Historique des Cahiers d’art
HistorY OF Cahiers d’art
The early days of Cahiers d’Art coincided with the advent of the Bauhaus, Le Corbusier, of Klee and Kandinsky, and with Zervos’ exploration of primitive art and Cycladic archaeology. From 1930 until the outbreak of World War II, the revue concentrated on the work of Picasso, Matisse, Braque, Léger, Ernst, Arp, Calder and Giacometti, among others. By 1932, Cahiers d’Art had published the first volume of the Picasso Catalogue, a project that would become a life’s work, prepared by Zervos together with Picasso.
Artist collaborations with Cahiers d’Art often yielded original artwork. Joan Miró’s 1934 pochoirs and his Aidez L’Espagne, produced in 1937, and Marcel Duchamps’s Fluttering Heart of 1936, perhaps the world’s first example of kinetic art, are some of the most iconic images ever produced by these artists.

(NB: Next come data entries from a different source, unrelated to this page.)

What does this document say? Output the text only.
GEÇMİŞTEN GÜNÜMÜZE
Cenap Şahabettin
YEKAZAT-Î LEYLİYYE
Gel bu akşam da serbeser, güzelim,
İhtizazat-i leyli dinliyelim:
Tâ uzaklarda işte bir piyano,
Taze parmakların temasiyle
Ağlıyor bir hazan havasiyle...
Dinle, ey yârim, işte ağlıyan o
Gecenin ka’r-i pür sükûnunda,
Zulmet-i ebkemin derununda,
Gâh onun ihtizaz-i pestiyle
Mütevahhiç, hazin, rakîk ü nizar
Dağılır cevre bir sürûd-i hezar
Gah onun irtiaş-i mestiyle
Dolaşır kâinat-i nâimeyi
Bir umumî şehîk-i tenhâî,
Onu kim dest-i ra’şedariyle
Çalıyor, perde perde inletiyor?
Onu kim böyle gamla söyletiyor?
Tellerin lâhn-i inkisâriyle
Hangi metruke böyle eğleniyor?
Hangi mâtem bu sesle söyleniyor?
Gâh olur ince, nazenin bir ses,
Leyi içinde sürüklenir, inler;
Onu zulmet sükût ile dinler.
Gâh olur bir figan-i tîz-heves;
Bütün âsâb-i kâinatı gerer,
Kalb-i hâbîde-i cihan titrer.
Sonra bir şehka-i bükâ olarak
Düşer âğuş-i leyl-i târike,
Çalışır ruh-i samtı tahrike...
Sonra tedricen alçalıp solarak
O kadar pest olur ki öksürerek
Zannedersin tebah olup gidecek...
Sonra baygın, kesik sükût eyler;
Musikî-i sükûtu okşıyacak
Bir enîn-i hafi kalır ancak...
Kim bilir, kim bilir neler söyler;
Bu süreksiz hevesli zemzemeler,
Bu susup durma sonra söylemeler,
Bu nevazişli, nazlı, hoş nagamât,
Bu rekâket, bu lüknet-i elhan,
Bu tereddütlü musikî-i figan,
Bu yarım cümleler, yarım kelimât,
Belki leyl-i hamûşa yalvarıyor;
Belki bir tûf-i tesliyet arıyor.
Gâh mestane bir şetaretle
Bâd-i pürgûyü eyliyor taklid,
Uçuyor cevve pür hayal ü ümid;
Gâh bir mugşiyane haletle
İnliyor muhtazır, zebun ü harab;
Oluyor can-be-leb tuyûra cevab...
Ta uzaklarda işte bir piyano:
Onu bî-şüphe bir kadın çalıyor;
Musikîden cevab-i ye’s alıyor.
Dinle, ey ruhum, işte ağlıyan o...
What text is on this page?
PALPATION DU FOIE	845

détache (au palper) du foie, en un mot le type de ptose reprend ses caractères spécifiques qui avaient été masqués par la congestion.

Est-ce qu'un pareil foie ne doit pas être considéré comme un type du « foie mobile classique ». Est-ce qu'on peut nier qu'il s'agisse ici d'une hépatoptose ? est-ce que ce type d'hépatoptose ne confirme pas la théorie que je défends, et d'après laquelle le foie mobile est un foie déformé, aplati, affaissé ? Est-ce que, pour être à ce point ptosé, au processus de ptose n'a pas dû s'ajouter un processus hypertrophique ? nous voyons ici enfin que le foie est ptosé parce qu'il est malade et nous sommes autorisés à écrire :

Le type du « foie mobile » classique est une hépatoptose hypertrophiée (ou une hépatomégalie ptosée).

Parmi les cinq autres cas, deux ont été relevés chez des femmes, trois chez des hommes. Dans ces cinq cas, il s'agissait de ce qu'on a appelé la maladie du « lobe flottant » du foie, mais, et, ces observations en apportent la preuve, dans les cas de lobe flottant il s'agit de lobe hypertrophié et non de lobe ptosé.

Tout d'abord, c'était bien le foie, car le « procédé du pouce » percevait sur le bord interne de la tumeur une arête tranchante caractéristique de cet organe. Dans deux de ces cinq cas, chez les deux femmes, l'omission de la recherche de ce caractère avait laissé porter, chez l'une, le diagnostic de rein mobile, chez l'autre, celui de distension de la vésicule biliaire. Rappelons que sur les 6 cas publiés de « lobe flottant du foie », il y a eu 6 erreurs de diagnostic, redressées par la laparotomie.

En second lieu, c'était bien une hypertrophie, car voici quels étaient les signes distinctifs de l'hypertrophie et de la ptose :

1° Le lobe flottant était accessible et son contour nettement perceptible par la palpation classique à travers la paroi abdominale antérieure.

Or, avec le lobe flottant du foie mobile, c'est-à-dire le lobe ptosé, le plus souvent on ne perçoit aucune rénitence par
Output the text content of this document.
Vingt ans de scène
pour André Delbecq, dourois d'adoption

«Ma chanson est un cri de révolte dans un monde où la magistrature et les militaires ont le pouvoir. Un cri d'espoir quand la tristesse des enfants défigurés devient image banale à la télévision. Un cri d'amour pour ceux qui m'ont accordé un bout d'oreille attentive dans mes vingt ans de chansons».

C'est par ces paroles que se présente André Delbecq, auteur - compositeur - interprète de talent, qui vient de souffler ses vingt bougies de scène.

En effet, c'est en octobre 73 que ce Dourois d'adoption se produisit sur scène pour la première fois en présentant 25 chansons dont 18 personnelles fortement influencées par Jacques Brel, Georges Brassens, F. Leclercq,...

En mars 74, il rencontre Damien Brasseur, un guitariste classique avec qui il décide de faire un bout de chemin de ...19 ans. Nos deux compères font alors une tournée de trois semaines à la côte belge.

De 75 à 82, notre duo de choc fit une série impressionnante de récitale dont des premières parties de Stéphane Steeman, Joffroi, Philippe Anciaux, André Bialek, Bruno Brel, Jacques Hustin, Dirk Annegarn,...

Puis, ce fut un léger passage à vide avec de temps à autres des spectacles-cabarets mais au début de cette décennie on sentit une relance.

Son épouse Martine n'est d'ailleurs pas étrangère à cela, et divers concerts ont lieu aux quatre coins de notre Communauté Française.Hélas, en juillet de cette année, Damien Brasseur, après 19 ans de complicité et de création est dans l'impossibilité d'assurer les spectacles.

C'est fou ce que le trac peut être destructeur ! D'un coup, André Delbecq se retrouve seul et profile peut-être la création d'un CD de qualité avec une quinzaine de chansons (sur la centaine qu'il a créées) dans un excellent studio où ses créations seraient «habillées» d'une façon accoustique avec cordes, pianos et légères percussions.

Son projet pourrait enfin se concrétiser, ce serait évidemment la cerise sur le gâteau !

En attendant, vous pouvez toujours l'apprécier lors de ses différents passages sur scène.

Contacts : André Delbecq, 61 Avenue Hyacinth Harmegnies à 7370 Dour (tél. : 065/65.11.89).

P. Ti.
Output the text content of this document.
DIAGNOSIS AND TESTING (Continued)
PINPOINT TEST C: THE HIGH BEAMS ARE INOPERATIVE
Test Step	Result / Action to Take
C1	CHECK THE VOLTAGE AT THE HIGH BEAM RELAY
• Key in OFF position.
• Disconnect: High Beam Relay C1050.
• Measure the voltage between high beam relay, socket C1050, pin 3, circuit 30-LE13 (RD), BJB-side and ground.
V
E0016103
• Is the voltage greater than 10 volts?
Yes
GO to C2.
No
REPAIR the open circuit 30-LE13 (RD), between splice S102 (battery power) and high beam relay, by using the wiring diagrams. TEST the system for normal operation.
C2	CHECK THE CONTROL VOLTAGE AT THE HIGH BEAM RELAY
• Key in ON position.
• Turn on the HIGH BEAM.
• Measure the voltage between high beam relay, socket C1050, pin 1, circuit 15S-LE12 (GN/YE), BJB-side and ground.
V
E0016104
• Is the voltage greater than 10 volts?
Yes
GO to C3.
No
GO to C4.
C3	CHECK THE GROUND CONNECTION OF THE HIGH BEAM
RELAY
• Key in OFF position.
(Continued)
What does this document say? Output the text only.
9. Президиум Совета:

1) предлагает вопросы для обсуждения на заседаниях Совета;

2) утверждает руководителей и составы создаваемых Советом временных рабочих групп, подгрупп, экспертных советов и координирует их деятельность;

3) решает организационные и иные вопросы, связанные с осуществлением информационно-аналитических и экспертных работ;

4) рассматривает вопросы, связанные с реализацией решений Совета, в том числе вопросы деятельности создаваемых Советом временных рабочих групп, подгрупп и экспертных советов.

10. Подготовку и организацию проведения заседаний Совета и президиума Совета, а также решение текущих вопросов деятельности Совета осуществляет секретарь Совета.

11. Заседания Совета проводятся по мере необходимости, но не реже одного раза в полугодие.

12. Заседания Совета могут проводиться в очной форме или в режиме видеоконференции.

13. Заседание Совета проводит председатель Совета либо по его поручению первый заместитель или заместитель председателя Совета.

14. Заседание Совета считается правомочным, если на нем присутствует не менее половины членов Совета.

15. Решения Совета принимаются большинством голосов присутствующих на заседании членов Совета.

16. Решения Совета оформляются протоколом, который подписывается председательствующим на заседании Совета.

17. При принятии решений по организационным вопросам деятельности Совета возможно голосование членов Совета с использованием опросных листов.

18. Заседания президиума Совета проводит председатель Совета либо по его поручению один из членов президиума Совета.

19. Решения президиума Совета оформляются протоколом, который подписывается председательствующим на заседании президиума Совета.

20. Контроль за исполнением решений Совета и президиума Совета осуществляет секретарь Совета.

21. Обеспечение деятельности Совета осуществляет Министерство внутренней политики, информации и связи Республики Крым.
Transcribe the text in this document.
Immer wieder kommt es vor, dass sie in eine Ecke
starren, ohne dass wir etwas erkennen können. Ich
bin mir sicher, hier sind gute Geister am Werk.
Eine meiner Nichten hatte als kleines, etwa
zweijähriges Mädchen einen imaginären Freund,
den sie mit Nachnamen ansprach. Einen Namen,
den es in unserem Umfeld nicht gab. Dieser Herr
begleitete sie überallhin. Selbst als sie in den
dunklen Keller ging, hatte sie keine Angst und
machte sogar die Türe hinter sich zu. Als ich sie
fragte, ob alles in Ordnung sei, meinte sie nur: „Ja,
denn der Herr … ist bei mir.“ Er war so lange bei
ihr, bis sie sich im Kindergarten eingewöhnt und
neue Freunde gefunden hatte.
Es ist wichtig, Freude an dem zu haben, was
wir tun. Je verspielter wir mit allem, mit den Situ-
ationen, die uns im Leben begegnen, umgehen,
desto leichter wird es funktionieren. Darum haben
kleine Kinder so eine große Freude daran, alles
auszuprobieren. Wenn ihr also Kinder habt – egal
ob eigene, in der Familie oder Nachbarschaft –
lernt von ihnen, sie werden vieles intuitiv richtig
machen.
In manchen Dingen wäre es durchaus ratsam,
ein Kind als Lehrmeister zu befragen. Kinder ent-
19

Christian and Yvonne Zervos organized between two and five exhibitions per year between 1932 and 1970 at the Cahiers d’Art gallery space, including the work of Calder, González, Tanguy, Laurens and Brauner.
By 1960, Zervos had published 97 issues of the Cahiers d’Art revue and more than 50 books, including monographs on El Greco, Matisse, Man Ray, and African and Mesopotamian Art. Zervos’s work on the Picasso Catalogue continued from 1932 until his death in Paris in 1970. These 33 volumes have since become the definitive reference for Picasso’s work.
In 2011, as Staffan Ahrenberg was accompanying his son to a friend’s house on rue du Dragon, he came upon Cahiers d’Art, an important reference in his experience as a collector. He asked if by any chance the publishing house might be for sale. ‘Perhaps,’ was the answer. ‘Please come back tomorrow.’
Today, Ahrenberg and his team have brought Cahiers d’Art back to life.